Interest rates have also risen to their highest at 22pc, and the rupee hit all-time lows in August before recovering in September to become the best performing currency following a clampdown by authorities on unregulated FX trade.

On Friday, the ministry of finance said in its monthly report that it anticipated inflation remaining high in the coming month, hovering around 29-31pc due to an upward adjustment in energy tariffs and a major increase in fuel prices.

The report added that inflation was, however, expected to ease, especially from the second half of the current fiscal year that starts on Jan 1.

On Saturday, the government cut petrol and diesel prices from a record high, after two consecutive hikes.
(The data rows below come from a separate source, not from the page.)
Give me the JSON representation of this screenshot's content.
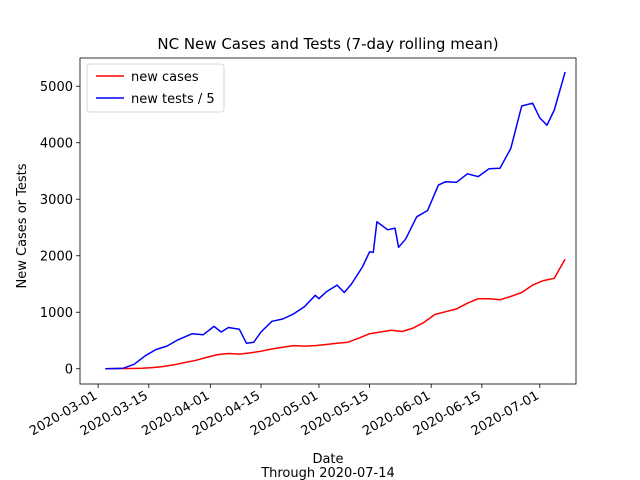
{
  "chart_data": {
    "type": "line",
    "title": "NC New Cases and Tests (7-day rolling mean)",
    "xlabel": "Date",
    "xlabel_sub": "Through 2020-07-14",
    "ylabel": "New Cases or Tests",
    "xlim": [
      "2020-02-25",
      "2020-07-11"
    ],
    "ylim": [
      -270,
      5500
    ],
    "x_ticks": [
      "2020-03-01",
      "2020-03-15",
      "2020-04-01",
      "2020-04-15",
      "2020-05-01",
      "2020-05-15",
      "2020-06-01",
      "2020-06-15",
      "2020-07-01"
    ],
    "y_ticks": [
      0,
      1000,
      2000,
      3000,
      4000,
      5000
    ],
    "y_tick_labels": [
      "0",
      "1000",
      "2000",
      "3000",
      "4000",
      "5000"
    ],
    "grid": false,
    "legend_position": "top-left",
    "series": [
      {
        "name": "new cases",
        "color": "#ff0000",
        "x": [
          "2020-03-03",
          "2020-03-10",
          "2020-03-13",
          "2020-03-16",
          "2020-03-19",
          "2020-03-22",
          "2020-03-25",
          "2020-03-28",
          "2020-03-31",
          "2020-04-03",
          "2020-04-06",
          "2020-04-09",
          "2020-04-12",
          "2020-04-15",
          "2020-04-18",
          "2020-04-21",
          "2020-04-24",
          "2020-04-27",
          "2020-04-30",
          "2020-05-03",
          "2020-05-06",
          "2020-05-09",
          "2020-05-12",
          "2020-05-15",
          "2020-05-18",
          "2020-05-21",
          "2020-05-24",
          "2020-05-27",
          "2020-05-30",
          "2020-06-02",
          "2020-06-05",
          "2020-06-08",
          "2020-06-11",
          "2020-06-14",
          "2020-06-17",
          "2020-06-20",
          "2020-06-23",
          "2020-06-26",
          "2020-06-29",
          "2020-07-02",
          "2020-07-05",
          "2020-07-08"
        ],
        "y": [
          0,
          5,
          10,
          20,
          40,
          70,
          110,
          150,
          200,
          250,
          270,
          260,
          280,
          310,
          350,
          380,
          410,
          400,
          410,
          430,
          450,
          470,
          540,
          620,
          650,
          680,
          660,
          720,
          820,
          960,
          1010,
          1060,
          1160,
          1240,
          1240,
          1220,
          1280,
          1350,
          1480,
          1560,
          1600,
          1940
        ]
      },
      {
        "name": "new tests / 5",
        "color": "#0000ff",
        "x": [
          "2020-03-03",
          "2020-03-08",
          "2020-03-11",
          "2020-03-14",
          "2020-03-17",
          "2020-03-20",
          "2020-03-23",
          "2020-03-27",
          "2020-03-30",
          "2020-04-02",
          "2020-04-04",
          "2020-04-06",
          "2020-04-09",
          "2020-04-11",
          "2020-04-13",
          "2020-04-15",
          "2020-04-18",
          "2020-04-21",
          "2020-04-24",
          "2020-04-27",
          "2020-04-30",
          "2020-05-01",
          "2020-05-03",
          "2020-05-06",
          "2020-05-08",
          "2020-05-10",
          "2020-05-13",
          "2020-05-15",
          "2020-05-16",
          "2020-05-17",
          "2020-05-20",
          "2020-05-22",
          "2020-05-23",
          "2020-05-25",
          "2020-05-28",
          "2020-05-31",
          "2020-06-03",
          "2020-06-05",
          "2020-06-08",
          "2020-06-11",
          "2020-06-14",
          "2020-06-17",
          "2020-06-20",
          "2020-06-23",
          "2020-06-26",
          "2020-06-29",
          "2020-07-01",
          "2020-07-03",
          "2020-07-05",
          "2020-07-08"
        ],
        "y": [
          0,
          10,
          80,
          230,
          340,
          400,
          510,
          620,
          600,
          750,
          650,
          730,
          700,
          450,
          470,
          650,
          840,
          880,
          970,
          1100,
          1300,
          1240,
          1360,
          1480,
          1350,
          1500,
          1800,
          2070,
          2060,
          2600,
          2460,
          2490,
          2150,
          2300,
          2690,
          2800,
          3250,
          3310,
          3300,
          3450,
          3400,
          3540,
          3550,
          3900,
          4650,
          4700,
          4440,
          4310,
          4580,
          5250
        ]
      }
    ]
  }
}
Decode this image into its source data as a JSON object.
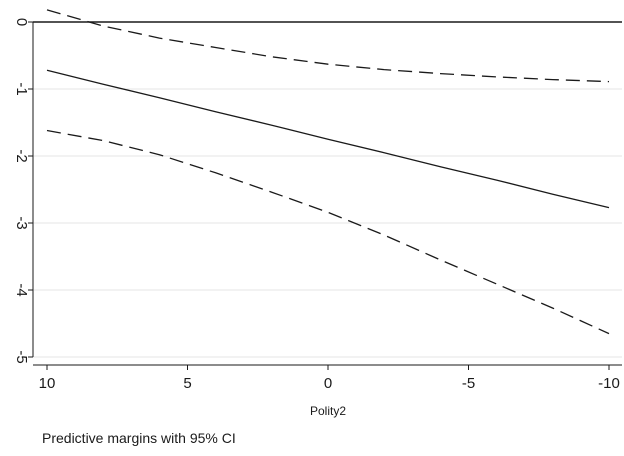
{
  "chart_data": {
    "type": "line",
    "title": "",
    "caption": "Predictive margins with 95% CI",
    "xlabel": "Polity2",
    "ylabel": "",
    "x_reversed": true,
    "xlim": [
      10,
      -10
    ],
    "ylim": [
      -5,
      0
    ],
    "x_ticks": [
      10,
      5,
      0,
      -5,
      -10
    ],
    "x_tick_labels": [
      "10",
      "5",
      "0",
      "-5",
      "-10"
    ],
    "y_ticks": [
      0,
      -1,
      -2,
      -3,
      -4,
      -5
    ],
    "y_tick_labels": [
      "0",
      "-1",
      "-2",
      "-3",
      "-4",
      "-5"
    ],
    "grid": "horizontal",
    "reference_line_y": 0,
    "x": [
      10,
      8,
      6,
      4,
      2,
      0,
      -2,
      -4,
      -6,
      -8,
      -10
    ],
    "series": [
      {
        "style": "upper-ci",
        "dash": true,
        "values": [
          0.18,
          -0.06,
          -0.24,
          -0.38,
          -0.52,
          -0.63,
          -0.71,
          -0.77,
          -0.82,
          -0.86,
          -0.89
        ]
      },
      {
        "style": "estimate",
        "dash": false,
        "values": [
          -0.72,
          -0.93,
          -1.13,
          -1.34,
          -1.54,
          -1.75,
          -1.95,
          -2.16,
          -2.36,
          -2.57,
          -2.77
        ]
      },
      {
        "style": "lower-ci",
        "dash": true,
        "values": [
          -1.62,
          -1.77,
          -1.98,
          -2.25,
          -2.54,
          -2.84,
          -3.18,
          -3.55,
          -3.91,
          -4.27,
          -4.65
        ]
      }
    ],
    "colors": {
      "line": "#1a1a1a",
      "grid": "#e6e6e6",
      "axis": "#1a1a1a"
    }
  }
}
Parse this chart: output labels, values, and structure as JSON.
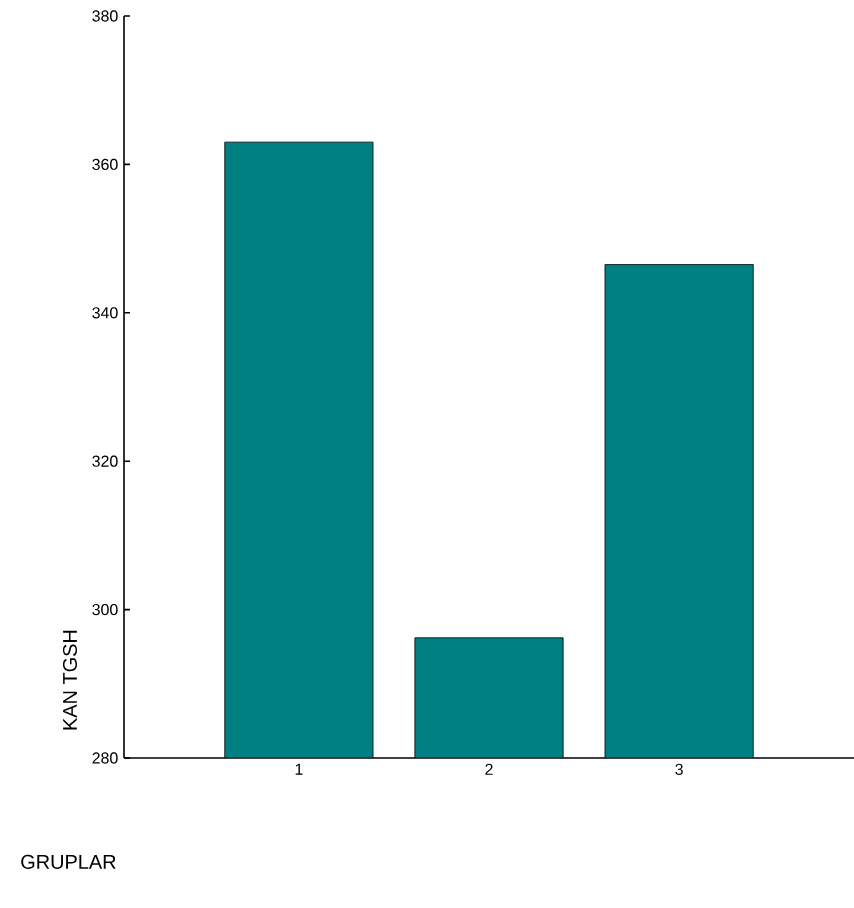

The finance ministry cited international prices of petroleum products and the improvement in the exchange rate, following the clampdown on unregulated FX trade.

Inflation has been elevated, hovering in double digits, since November 2021.
The country targeted inflation at 21pc for the current fiscal year, but it averaged 29pc during the first quarter.

Worsening economic conditions, along with rising political tensions in the run-up to a national election scheduled for November, triggered sporadic protests in September, with many Pakistanis saying they are struggling to make ends meet.

Analysts said the inflation reading was in line with market expectations.

Tahir Abbas, head of research at Arif Habib Limited, a Karachi-based investment company, said inflation appeared to have peaked for the current fiscal year and would subsequently recede.

“The higher reading is mainly due to the low base effect which was also mentioned in the last monetary policy statement. Going forward, in the next few months, we expect inflation to ease to around 26-27pc,” said Fahad Rauf, head of research at Ismail Iqbal Securities, a Karachi-based brokerage firm.

Rauf said higher inflation statistics should not impact monetary policy.